Changing Strategy of Economic Growth: A shift towards labour-intensive growth, avoiding capital-intensive technologies, is suggested.
Agricultural Growth and Poverty Alleviation: Agricultural growth is inversely related to poverty. Lessons from Punjab and Haryana emphasise the role of new high-yielding technology.
Infrastructure development, including roads and power, creates jobs and boosts labour productivity.
Accelerating Human Resource Development enhances employability and income levels, as seen in the successful case of Kerala.

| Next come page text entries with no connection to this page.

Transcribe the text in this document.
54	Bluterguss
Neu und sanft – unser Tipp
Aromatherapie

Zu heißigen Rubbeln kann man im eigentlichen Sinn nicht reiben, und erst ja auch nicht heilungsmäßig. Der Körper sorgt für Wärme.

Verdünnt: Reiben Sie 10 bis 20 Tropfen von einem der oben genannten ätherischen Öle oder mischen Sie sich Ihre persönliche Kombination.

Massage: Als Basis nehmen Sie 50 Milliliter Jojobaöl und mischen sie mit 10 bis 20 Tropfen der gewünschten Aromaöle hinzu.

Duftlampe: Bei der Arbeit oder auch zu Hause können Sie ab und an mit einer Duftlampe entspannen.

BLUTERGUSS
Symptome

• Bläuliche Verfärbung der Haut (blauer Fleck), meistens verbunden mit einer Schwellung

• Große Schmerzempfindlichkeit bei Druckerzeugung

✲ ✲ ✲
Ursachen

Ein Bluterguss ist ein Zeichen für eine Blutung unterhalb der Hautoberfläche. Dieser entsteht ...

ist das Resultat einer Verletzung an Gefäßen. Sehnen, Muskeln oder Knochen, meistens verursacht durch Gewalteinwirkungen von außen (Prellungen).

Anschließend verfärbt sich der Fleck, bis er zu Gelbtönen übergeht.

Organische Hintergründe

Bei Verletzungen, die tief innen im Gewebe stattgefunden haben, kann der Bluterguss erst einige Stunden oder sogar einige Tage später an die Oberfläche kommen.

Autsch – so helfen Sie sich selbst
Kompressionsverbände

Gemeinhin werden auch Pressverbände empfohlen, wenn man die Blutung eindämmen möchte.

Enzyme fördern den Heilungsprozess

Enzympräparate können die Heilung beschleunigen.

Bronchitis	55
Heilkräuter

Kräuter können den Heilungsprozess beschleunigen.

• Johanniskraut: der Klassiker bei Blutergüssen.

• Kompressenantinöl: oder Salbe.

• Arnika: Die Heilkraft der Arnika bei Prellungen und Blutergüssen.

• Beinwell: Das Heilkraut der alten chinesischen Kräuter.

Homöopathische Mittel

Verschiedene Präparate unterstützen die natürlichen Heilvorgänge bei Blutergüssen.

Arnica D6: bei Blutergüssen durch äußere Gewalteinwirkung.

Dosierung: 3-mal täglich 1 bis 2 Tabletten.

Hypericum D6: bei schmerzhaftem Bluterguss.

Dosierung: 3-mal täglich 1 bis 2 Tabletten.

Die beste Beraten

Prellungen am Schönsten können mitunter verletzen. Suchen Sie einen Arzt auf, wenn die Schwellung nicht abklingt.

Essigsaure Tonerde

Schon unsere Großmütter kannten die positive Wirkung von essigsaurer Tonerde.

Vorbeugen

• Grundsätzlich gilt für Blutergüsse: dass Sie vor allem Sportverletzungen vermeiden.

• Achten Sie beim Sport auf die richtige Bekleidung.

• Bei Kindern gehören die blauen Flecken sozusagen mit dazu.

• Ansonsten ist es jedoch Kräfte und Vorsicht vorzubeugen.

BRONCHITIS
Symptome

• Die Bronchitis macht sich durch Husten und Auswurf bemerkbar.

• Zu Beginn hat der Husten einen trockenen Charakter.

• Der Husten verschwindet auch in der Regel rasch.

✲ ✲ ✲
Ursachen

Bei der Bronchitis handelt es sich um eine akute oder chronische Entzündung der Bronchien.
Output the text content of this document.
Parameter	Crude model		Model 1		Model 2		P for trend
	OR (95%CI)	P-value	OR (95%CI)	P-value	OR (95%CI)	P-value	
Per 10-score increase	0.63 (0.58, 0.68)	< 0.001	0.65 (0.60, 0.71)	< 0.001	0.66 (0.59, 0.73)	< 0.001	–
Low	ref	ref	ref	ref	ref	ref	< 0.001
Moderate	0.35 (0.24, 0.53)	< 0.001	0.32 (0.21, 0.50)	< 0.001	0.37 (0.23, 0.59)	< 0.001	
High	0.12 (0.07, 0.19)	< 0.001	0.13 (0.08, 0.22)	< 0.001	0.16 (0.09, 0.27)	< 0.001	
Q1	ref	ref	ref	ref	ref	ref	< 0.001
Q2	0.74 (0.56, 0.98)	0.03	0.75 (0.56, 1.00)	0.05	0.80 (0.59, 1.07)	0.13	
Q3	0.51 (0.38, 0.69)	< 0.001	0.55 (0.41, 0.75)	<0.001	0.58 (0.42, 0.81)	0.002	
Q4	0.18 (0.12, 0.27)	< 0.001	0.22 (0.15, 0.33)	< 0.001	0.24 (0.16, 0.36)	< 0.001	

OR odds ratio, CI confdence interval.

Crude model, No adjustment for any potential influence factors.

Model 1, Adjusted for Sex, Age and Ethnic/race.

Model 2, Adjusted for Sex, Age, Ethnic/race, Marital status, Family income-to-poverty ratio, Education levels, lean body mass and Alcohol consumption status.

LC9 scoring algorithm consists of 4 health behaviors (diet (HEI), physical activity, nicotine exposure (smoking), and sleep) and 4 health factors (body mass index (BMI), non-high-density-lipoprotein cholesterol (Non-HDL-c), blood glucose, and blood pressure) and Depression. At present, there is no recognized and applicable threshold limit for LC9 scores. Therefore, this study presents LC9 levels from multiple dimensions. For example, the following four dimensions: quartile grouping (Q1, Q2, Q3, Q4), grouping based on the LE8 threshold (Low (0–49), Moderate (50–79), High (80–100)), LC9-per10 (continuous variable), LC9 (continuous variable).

Growth of Non-Farm Employment: especially in marketing, transportation, and handicrafts, plays a key role in poverty reduction. Examples from Haryana and Andhra Pradesh highlight the importance of non-farm employment.
Access to Assets and Credit: Land reforms contribute to poverty reduction, including redistribution and credit availability to small farmers and non-farm sectors.
Conclusion
Economic growth alone may not guarantee poverty reduction. Pro-poor and inclusive growth, focusing on human development through education and healthcare, and institutional reforms like land redistribution are crucial for sustained poverty reduction.
Current Status of the Indian Economy is Optimistic
In the first advanced estimates, the NSO predicts a 7.3% GDP growth for 2023-24.
The Sensex achieved a historic milestone by surpassing the 72,000 mark.
As of December 22, 2023, foreign exchange reserves have exceeded $620 billion.
Inflation is well-managed, staying within the RBI’s desirable band of 4 plus/minus 2 per cent.
IMF projections suggest India is poised to outperform most G20 nations even in 2024.